Are there other treatments?

Yes. For skin disorders, phototherapy is something that works very well. A certain wavelength of light, mimicking that of the sun, suppresses inflammation. That’s a very non-invasive treatment that suppresses inflammation in your skin.

Phototherapy with natural or artificial light is used in vitiligo, which is an autoimmune disorder where people get depigmentation of the skin. It also works very well in certain types of psoriasis.

Researchers are also trying to develop a vaccine for psoriasis. I was in a trial when I was a kid, but unfortunately it didn’t work—more work understanding of the drivers of autoimmunity need to be done by immunologists.

Are autoimmune diseases more common in higher income countries vs. poorer countries?

It’s hard to tell, because a lot of people in poor countries are not diagnosed. Some autoimmune diseases are related to ethnicity. For instance, autoimmune skin disease like vitiligo and psoriasis are prevalent in the Middle East. Some autoimmune diseases are not so easy to diagnose, but in the skin it’s so easy to see.

That’s the difference versus something like Crohn’s disease—many people in poorer countries don’t know they have it, because even if their stomach hurts or they bleed, they may think it’s a parasite.

I think certain autoimmune diseases are definitely diagnosed more in the U.S. That might have to do with the lifestyle as well, but also because of the ability to diagnose it.

Are autoimmune diseases more difficult to diagnose than other diseases?

I think they’re difficult to diagnose because if it’s systemic, there are a lot of cross relations between that and other diseases.

So, let’s say that you develop a rash, and you don’t think it’s autoimmunity.
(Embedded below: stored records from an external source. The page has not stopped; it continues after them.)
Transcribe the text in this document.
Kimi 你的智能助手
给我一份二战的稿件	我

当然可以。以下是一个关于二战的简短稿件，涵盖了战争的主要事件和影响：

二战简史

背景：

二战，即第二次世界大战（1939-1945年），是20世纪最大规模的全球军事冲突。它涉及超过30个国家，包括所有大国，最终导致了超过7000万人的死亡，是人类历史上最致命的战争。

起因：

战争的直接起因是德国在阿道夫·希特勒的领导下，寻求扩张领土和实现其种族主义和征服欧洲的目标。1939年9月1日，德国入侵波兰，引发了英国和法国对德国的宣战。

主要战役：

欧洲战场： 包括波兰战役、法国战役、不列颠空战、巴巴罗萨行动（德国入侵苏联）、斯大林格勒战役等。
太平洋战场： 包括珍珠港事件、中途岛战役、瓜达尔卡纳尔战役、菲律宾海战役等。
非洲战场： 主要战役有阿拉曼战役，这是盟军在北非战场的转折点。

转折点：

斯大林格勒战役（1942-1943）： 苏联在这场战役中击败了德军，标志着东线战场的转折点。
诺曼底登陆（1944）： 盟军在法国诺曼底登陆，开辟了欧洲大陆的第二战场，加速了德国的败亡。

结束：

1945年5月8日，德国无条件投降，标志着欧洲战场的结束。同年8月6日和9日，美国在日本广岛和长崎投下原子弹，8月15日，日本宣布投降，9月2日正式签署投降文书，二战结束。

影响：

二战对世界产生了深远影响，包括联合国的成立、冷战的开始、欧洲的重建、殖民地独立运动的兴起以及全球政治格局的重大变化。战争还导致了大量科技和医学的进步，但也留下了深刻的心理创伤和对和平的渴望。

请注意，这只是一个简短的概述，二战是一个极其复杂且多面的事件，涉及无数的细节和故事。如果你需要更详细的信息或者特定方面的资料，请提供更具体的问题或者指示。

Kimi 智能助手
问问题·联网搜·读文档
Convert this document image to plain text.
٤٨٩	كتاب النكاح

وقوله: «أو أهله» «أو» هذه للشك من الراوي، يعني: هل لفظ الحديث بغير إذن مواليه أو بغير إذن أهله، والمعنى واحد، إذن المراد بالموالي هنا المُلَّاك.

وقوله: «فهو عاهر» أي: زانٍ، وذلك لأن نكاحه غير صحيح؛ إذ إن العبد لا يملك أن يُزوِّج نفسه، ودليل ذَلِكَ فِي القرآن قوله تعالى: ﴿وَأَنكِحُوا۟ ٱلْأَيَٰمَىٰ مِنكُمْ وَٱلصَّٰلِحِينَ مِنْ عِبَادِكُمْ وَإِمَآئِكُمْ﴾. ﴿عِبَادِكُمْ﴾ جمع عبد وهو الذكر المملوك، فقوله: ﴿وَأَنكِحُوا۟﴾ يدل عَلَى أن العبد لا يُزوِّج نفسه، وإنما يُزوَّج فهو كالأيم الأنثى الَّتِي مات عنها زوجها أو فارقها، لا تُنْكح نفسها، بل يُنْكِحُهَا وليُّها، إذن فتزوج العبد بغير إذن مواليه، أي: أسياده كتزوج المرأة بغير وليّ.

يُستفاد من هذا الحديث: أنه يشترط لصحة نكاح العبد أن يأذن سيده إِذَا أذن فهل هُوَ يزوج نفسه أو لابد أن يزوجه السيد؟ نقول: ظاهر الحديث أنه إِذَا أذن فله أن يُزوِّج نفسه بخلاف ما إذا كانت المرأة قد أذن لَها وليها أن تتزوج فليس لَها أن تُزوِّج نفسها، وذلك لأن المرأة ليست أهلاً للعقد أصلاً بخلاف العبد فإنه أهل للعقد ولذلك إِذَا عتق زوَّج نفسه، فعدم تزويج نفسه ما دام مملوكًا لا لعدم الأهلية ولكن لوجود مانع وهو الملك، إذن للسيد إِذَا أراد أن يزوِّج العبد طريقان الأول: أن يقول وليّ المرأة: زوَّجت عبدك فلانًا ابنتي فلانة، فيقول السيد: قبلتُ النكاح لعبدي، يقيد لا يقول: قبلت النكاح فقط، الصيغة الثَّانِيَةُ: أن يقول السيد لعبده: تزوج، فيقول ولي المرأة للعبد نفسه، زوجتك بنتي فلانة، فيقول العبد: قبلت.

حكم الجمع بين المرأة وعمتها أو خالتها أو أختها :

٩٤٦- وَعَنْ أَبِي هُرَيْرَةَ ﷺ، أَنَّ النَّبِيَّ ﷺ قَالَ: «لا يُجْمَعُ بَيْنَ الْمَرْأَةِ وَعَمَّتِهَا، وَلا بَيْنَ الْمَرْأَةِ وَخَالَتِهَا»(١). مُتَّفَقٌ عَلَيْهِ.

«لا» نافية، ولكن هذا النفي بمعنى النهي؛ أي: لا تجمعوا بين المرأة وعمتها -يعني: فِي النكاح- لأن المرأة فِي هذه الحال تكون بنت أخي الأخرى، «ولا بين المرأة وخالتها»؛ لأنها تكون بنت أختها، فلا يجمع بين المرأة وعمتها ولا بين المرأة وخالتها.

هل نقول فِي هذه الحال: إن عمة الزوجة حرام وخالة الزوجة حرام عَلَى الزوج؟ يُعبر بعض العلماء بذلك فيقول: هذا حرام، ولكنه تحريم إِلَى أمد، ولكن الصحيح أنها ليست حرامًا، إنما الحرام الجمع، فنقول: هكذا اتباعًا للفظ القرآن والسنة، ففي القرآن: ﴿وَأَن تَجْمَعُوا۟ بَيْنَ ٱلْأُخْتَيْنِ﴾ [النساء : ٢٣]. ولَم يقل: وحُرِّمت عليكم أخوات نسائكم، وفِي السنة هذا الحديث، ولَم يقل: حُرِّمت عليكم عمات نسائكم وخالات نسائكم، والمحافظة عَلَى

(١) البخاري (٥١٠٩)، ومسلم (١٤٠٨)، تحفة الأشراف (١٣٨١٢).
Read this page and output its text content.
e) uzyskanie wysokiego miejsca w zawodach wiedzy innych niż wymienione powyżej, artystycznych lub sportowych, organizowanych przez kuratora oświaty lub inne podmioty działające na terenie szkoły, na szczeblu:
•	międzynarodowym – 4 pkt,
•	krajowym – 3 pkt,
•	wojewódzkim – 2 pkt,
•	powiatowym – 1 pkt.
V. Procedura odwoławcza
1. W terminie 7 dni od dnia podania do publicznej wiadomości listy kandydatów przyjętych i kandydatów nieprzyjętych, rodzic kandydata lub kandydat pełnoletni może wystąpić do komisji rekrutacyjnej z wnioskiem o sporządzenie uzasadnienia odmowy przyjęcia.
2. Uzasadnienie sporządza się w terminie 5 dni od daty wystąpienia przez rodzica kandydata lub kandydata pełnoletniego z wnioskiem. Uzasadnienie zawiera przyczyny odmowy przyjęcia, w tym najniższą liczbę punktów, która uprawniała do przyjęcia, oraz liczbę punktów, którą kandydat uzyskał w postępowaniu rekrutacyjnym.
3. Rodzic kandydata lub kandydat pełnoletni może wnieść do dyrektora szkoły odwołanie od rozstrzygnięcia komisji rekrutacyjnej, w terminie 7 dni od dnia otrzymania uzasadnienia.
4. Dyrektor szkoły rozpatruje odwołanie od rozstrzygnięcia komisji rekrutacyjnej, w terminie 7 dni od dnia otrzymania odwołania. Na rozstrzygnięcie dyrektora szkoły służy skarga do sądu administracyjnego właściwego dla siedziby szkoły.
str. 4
But then the rash is on your face and spreads. If you also had a lot of pain in your kidneys, then it could be lupus.

And there are people who present with more than one autoimmune disease. People with psoriasis very often develop rheumatoid arthritis. And people with Crohn’s disease often develop that as well.

Rheumatoid arthritis is one of the most prevalent autoimmune diseases. It’s different from osteoarthritis, which is triggered by mechanical stress in the joints. People who have psoriasis in the joints often develop psoriatic arthritis—very much like rheumatoid arthritis.

There are just so many different autoimmune diseases—more than are probably realized.

That’s why it’s critical to learn as much as we can about the immune system, how it works in normal conditions, and how it reacts to different insults, so we can investigate how to modulate it, dampening or enhancing its response when needed to treat autoimmunity.